After Dante leaves the dark woods, the remainder of the story is set in Hell: a pit of concentric circles, each smaller than the last, where the sinners are punished for particular sins. Yet Hell is more than a pit; it is a whole world, with four rivers (Styx, Phlegethon, Acheron, and Cocytus), a large city with iron walls, and crumbling towers that divide one circle of Hell from the next. There is both wind and rain in Hell, though never sunlight.
Dante’s design of Hell is thematically important, communicating both Dante’s warning against sin and his hope in Heaven. Because each circle of Hell punishes a different sin, and the sins grow worse as Dante descends deeper into the pit, the arrangement of Hell indicates which sins are most severe. Uncontrolled passion, for instance, appears at the top of Hell, and malicious actions appear further down, which signals that deliberate violence is clearly the more serious offense. Hell’s physical landscape draws on classical versions of Hell: the four rivers are all found in Greek and Roman versions of Hell, and by including them, Dante draws on the threatening images of Hell likely familiar to his readers, to stress the horror and danger of sin.

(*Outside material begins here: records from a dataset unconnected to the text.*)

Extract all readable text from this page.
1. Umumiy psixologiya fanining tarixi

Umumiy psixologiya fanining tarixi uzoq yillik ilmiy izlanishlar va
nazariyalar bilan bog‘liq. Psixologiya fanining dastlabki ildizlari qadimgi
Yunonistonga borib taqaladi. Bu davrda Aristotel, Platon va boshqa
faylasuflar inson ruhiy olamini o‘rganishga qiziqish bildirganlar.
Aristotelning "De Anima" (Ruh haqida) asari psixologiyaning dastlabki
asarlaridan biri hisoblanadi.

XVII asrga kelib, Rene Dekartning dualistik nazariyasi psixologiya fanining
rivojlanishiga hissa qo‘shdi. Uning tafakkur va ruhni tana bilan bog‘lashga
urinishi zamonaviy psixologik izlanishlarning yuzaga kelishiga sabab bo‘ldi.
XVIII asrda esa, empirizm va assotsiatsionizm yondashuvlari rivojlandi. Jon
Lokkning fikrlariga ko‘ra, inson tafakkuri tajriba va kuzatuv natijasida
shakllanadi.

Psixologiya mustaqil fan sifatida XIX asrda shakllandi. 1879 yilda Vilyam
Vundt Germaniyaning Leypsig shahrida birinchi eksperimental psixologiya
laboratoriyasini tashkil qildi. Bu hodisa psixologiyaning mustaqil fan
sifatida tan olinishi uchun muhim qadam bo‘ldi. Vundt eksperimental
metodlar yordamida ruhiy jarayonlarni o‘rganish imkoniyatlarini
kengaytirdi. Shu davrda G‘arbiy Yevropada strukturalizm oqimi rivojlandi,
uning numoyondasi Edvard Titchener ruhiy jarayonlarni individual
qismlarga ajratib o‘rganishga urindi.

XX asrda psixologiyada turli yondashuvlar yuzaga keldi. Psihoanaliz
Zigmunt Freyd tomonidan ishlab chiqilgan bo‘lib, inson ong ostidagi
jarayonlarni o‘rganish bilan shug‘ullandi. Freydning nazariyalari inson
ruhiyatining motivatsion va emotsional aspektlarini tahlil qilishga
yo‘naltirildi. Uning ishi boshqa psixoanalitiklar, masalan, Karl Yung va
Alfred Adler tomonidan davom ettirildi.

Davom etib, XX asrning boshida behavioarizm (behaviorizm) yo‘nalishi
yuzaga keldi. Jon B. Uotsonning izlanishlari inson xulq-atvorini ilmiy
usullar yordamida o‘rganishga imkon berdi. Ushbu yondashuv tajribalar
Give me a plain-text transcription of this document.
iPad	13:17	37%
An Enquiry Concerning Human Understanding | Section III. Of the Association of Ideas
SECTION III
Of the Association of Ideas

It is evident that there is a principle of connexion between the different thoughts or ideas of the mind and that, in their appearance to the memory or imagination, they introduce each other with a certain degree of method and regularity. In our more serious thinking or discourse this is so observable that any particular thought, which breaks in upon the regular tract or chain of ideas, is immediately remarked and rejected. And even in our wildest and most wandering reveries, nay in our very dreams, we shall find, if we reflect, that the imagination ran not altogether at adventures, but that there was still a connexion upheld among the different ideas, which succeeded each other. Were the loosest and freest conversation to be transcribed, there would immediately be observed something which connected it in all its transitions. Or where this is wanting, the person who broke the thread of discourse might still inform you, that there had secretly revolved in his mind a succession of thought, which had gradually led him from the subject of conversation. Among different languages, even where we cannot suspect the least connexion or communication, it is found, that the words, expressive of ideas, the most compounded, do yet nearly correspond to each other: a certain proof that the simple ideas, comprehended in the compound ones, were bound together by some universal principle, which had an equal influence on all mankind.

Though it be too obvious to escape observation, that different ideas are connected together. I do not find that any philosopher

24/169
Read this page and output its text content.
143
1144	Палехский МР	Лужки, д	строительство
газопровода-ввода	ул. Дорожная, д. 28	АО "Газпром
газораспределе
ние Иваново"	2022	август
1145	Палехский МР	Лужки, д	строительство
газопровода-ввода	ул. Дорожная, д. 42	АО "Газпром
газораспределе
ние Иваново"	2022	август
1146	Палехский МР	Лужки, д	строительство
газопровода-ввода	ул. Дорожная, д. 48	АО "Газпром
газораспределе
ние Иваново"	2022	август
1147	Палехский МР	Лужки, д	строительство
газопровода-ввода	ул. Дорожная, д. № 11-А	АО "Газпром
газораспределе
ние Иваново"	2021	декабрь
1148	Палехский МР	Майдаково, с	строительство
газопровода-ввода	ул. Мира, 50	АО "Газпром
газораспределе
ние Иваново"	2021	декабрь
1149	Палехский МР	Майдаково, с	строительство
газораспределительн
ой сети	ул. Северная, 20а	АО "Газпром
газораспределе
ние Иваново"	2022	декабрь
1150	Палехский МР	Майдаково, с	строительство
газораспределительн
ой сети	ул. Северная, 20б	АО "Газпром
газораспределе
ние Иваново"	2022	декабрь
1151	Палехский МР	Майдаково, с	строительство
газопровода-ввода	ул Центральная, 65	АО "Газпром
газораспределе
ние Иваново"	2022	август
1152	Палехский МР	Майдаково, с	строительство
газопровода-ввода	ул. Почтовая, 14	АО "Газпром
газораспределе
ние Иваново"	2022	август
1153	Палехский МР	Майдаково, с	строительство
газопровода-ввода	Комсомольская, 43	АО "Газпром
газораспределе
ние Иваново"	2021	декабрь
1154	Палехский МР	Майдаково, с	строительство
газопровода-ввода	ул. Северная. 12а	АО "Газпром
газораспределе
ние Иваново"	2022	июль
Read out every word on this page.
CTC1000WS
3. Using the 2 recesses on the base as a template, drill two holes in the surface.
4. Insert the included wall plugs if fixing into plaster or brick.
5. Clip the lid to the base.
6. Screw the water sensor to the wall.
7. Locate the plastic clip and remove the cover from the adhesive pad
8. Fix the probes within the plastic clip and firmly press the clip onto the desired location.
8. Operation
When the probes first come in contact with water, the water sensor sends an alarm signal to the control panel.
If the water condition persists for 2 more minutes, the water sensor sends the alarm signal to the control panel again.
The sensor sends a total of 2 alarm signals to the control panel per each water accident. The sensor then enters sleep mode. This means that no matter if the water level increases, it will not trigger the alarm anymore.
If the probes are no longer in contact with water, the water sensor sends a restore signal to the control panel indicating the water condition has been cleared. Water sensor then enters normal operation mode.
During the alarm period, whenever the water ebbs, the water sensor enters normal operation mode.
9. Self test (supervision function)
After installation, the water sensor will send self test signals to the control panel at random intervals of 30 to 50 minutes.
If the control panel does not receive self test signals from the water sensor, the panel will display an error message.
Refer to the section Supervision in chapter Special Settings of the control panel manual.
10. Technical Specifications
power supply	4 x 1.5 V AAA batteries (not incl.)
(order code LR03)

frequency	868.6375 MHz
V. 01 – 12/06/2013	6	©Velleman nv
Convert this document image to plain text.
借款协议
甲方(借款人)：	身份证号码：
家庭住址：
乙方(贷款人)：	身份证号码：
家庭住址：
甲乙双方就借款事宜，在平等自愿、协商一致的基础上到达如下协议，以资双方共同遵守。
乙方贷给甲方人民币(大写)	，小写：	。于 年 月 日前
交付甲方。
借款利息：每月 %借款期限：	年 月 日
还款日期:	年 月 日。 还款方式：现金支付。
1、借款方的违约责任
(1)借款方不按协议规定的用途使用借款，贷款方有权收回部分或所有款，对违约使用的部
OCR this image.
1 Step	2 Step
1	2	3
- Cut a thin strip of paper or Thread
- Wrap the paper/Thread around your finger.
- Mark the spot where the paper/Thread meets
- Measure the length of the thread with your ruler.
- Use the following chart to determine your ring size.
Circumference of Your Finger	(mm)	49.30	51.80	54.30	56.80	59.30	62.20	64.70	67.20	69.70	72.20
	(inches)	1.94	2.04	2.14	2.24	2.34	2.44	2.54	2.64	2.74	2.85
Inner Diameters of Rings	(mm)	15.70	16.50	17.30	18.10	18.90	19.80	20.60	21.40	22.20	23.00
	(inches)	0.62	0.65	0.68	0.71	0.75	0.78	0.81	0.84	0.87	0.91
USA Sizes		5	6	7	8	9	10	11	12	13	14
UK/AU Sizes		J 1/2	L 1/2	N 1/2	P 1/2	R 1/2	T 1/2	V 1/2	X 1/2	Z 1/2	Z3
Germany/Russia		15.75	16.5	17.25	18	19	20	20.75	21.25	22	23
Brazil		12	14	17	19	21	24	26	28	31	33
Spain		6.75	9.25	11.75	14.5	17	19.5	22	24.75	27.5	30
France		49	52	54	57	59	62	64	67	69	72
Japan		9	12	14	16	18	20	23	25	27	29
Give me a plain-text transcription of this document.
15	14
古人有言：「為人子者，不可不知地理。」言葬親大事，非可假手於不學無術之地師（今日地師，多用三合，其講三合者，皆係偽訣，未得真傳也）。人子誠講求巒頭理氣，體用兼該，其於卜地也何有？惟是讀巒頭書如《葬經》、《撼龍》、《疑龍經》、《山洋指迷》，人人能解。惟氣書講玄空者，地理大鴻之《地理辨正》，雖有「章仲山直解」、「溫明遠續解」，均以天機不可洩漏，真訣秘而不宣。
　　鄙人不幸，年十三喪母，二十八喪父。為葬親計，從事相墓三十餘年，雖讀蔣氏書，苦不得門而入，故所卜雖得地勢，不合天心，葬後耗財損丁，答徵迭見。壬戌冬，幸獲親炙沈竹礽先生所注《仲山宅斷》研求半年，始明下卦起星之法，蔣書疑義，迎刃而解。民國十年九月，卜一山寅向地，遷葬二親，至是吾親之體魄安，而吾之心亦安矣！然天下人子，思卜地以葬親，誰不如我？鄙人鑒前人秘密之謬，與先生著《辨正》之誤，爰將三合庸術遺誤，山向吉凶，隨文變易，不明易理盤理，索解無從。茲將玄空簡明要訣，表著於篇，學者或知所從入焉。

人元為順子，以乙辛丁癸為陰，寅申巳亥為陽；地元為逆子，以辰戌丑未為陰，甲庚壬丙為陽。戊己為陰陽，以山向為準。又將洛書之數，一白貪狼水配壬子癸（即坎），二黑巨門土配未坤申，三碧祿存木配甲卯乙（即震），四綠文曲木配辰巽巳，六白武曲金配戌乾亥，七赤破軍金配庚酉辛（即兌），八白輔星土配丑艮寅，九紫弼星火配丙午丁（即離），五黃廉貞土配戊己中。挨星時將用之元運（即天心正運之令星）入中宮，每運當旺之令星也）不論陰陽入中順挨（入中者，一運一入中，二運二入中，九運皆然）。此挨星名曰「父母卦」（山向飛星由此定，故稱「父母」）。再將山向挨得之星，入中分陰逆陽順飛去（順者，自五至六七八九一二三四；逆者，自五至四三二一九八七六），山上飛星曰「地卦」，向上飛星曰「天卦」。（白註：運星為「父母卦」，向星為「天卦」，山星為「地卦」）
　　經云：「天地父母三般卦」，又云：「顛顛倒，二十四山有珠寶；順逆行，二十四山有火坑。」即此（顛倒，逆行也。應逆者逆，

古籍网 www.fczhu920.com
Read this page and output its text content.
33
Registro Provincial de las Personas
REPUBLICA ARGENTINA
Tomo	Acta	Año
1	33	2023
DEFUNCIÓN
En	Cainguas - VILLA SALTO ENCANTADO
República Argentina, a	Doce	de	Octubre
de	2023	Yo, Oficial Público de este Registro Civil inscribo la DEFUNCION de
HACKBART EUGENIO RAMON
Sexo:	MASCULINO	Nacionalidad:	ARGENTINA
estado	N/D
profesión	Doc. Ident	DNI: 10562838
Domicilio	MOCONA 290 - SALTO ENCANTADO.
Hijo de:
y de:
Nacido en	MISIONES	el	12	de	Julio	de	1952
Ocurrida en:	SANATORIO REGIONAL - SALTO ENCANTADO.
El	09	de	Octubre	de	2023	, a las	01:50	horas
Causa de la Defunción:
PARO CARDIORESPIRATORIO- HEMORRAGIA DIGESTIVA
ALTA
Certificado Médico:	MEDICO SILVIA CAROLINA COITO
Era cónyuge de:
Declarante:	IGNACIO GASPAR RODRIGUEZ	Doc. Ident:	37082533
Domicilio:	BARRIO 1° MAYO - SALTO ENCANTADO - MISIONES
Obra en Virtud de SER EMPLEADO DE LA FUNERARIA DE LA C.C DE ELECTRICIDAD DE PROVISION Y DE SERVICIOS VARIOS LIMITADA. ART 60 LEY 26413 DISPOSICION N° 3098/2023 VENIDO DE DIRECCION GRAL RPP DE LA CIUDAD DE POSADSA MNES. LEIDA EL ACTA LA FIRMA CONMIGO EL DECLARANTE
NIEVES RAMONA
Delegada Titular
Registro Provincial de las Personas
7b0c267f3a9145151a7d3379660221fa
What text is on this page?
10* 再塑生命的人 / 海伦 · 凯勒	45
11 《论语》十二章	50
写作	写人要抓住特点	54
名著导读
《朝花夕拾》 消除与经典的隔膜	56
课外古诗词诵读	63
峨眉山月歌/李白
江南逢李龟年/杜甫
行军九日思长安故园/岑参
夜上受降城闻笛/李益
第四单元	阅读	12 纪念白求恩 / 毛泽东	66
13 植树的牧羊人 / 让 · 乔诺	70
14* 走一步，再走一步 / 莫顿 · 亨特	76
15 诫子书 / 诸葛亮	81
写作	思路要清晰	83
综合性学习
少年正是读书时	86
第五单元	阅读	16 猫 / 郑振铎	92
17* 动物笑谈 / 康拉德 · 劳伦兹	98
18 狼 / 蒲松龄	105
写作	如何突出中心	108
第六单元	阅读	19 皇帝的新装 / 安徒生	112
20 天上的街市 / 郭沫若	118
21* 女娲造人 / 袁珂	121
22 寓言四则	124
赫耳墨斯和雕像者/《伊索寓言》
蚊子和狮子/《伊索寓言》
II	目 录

Read about how John Milton also uses hierarchical geography as a motif in Paradise Lost.
Moreover, the iron city, tall towers, and sunless plains of Hell conjure an atmosphere of terror that helps Dante communicate his theological points: to a medieval Christian like Dante, being in Hell means being separated from God and experiencing divine justice, and the despair of that situation is partially conveyed through the forbidding landscape. Yet Dante also designs Hell as architecturally crumbling. Virgil tells Dante that this collapse happened around the time that Jesus Christ died and rose again. The ruin of Hell thus points to the ultimate victory which Dante believes that God will have over Hell; Dante intends to give readers hope in the power and goodness of divine mercy.